Über alle hinweg lies ein Begehren diesen lange grübeln. Die blonde Tochter der jüngsten wünscht Veränderung ihrer selbst. Sie ist nicht zufrieden mit ihrem Wesen und wünscht, ein anderes Fell zu tragen. Doch kann aus Jone Jode werden? Dieser ist unschlüssig, was den tiefen Wunsch angeht: Die Katze mit den Sternaugen war es, die diesen ihre Form bestimmte, je nachdem, welche Phasen die Monde tragen. Der athra di vana nahm einen anderen Stamm von Nirnis Kindern und schenkte ihre Form. Doch Jona ist weder Wüstenläufer noch ein Elf aus dem unendlichen Wald. Werden die großen Geister diesen Wunsch akzeptieren und ihn erfüllen? Es bleibt abzuwarten und auf die Zeichen zu achten, die jene schicken. Diese werden früh genug von der Familie hören, wenn sie den Pfad der Veränderung beschreiten. Dafür hat Shadris törrichtes Handeln gesorgt....
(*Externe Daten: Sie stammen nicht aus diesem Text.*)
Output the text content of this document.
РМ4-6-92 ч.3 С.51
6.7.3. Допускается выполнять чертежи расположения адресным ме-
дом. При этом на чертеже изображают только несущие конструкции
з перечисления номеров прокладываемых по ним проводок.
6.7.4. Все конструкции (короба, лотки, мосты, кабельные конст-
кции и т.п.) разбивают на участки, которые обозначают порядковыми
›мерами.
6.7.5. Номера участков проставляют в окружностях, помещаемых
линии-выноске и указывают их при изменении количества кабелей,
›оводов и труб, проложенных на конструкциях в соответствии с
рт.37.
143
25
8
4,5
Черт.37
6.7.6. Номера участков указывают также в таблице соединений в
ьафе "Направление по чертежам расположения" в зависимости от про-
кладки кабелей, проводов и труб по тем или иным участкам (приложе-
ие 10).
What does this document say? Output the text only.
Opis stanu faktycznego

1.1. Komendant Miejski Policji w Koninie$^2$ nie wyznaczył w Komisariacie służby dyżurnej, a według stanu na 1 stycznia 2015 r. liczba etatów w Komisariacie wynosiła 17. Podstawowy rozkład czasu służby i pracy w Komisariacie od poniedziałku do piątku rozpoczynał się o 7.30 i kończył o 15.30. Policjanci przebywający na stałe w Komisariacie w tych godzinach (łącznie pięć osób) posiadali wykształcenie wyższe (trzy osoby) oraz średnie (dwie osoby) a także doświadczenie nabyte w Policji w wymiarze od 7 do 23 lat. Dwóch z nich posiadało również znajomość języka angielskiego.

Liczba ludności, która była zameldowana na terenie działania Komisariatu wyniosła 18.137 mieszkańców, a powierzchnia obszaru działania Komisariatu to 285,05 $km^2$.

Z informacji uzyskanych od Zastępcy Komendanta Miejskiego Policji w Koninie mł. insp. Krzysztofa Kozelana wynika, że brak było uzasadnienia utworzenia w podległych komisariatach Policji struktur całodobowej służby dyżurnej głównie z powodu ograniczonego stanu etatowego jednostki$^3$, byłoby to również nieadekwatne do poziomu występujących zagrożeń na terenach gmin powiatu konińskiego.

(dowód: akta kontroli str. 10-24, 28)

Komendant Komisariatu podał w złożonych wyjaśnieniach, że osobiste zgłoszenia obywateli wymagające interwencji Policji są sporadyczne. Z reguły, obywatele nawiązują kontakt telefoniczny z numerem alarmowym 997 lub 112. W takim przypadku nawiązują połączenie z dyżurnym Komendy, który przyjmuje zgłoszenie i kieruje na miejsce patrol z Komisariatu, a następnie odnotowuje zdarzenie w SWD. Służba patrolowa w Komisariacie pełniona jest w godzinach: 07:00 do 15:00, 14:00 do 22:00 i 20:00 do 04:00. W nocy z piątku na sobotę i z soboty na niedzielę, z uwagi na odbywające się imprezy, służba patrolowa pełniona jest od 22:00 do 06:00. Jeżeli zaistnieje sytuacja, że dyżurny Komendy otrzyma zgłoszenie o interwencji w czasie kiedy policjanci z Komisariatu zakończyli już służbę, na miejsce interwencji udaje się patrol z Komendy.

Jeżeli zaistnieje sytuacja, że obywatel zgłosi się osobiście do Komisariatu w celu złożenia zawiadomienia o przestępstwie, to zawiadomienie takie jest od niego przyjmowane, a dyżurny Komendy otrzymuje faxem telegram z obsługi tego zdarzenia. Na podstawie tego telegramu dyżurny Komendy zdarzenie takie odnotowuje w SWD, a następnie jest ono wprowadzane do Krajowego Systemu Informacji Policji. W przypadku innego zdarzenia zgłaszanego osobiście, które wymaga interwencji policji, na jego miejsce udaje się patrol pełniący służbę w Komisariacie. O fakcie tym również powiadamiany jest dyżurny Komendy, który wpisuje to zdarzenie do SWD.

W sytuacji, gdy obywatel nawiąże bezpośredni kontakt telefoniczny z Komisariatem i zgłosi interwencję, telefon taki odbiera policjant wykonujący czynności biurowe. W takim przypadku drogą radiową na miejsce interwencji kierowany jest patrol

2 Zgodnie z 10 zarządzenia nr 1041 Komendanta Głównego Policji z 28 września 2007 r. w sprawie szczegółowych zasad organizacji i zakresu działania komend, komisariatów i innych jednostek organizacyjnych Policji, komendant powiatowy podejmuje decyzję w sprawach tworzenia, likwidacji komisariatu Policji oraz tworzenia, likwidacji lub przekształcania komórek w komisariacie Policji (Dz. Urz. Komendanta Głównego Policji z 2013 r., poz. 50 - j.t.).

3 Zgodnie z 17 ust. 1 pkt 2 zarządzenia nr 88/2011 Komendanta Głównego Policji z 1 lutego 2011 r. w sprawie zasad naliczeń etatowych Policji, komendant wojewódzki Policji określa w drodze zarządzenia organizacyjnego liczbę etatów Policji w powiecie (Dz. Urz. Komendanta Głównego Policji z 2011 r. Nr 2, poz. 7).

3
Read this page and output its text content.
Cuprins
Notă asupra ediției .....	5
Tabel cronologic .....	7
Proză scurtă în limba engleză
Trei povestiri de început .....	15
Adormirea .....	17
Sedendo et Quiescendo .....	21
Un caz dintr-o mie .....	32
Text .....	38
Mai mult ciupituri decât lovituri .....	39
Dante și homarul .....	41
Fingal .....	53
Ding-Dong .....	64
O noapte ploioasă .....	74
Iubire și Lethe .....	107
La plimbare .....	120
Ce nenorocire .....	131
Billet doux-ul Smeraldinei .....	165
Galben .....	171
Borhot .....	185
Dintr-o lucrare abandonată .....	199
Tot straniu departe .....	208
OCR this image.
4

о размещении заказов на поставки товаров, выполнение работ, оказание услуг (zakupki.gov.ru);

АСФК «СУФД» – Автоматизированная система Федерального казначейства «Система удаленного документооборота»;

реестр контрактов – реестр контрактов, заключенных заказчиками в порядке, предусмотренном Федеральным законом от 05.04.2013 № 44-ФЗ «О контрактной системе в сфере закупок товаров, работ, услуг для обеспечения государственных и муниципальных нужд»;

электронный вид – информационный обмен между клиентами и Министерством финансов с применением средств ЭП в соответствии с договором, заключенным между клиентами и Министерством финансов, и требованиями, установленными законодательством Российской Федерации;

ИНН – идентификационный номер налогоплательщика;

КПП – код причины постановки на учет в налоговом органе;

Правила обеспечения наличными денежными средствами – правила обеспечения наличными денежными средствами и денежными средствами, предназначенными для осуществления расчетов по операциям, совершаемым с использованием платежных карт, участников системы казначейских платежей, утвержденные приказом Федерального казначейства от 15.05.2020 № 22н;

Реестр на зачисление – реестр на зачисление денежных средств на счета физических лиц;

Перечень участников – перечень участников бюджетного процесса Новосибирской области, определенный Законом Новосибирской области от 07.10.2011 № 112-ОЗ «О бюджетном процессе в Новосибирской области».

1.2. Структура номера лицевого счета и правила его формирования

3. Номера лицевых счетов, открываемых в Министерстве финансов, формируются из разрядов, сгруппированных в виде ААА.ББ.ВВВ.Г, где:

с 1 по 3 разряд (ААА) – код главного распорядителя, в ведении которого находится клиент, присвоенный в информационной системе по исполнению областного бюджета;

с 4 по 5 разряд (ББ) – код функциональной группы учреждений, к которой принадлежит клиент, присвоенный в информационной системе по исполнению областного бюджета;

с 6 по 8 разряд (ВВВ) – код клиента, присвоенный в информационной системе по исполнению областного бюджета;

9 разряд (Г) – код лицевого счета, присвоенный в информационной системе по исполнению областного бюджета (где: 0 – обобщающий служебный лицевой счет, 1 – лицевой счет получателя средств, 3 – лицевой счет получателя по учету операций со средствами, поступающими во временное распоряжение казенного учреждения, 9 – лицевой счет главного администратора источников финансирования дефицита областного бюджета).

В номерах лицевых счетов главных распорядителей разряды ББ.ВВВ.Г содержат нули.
Die Erkenntnis über das Wesens und die Taten der dunklen Shabozayna entziehen sich Sahashas Wissen. Wenige, unsichere Worte kamen aus ihrem Mund und ihre Aufmerksamkeit galt mehr der Wechselwünschigen, denn allem anderen. Dieser sah die Blicke, die Shadri der Blonden zuwarf, ebenso wie jene, die zurück fielen. Soll sie sich darauf einlassen, doch zusehen, dass ihr der Kopf nicht weiter entschwindet, als es ihr schon tat. Was nur, hat sie sich dabei gedacht, das ihnen geschenkte Vertrauen so zu missachten? Sie hat große Schuldigkeit getan, indem sie den Besitz jener einfachen Leute nicht respektierte. Die Strafe, die ihr auferlegt wurde, mag für viele für zu gering erscheinen. Sie trägt das Glück, dass Sahashas Worte den Zorn Sallis mildern konnte und jene ein größeres Interesse daran hatte, Shadri eine Verpflichtung aufzuerlegen. Nichtsdestotrotz wird dieser die Rothwardone im Auge behalten müssen. Eine weitere Verfehlung dieser Art, wird er nicht dulden.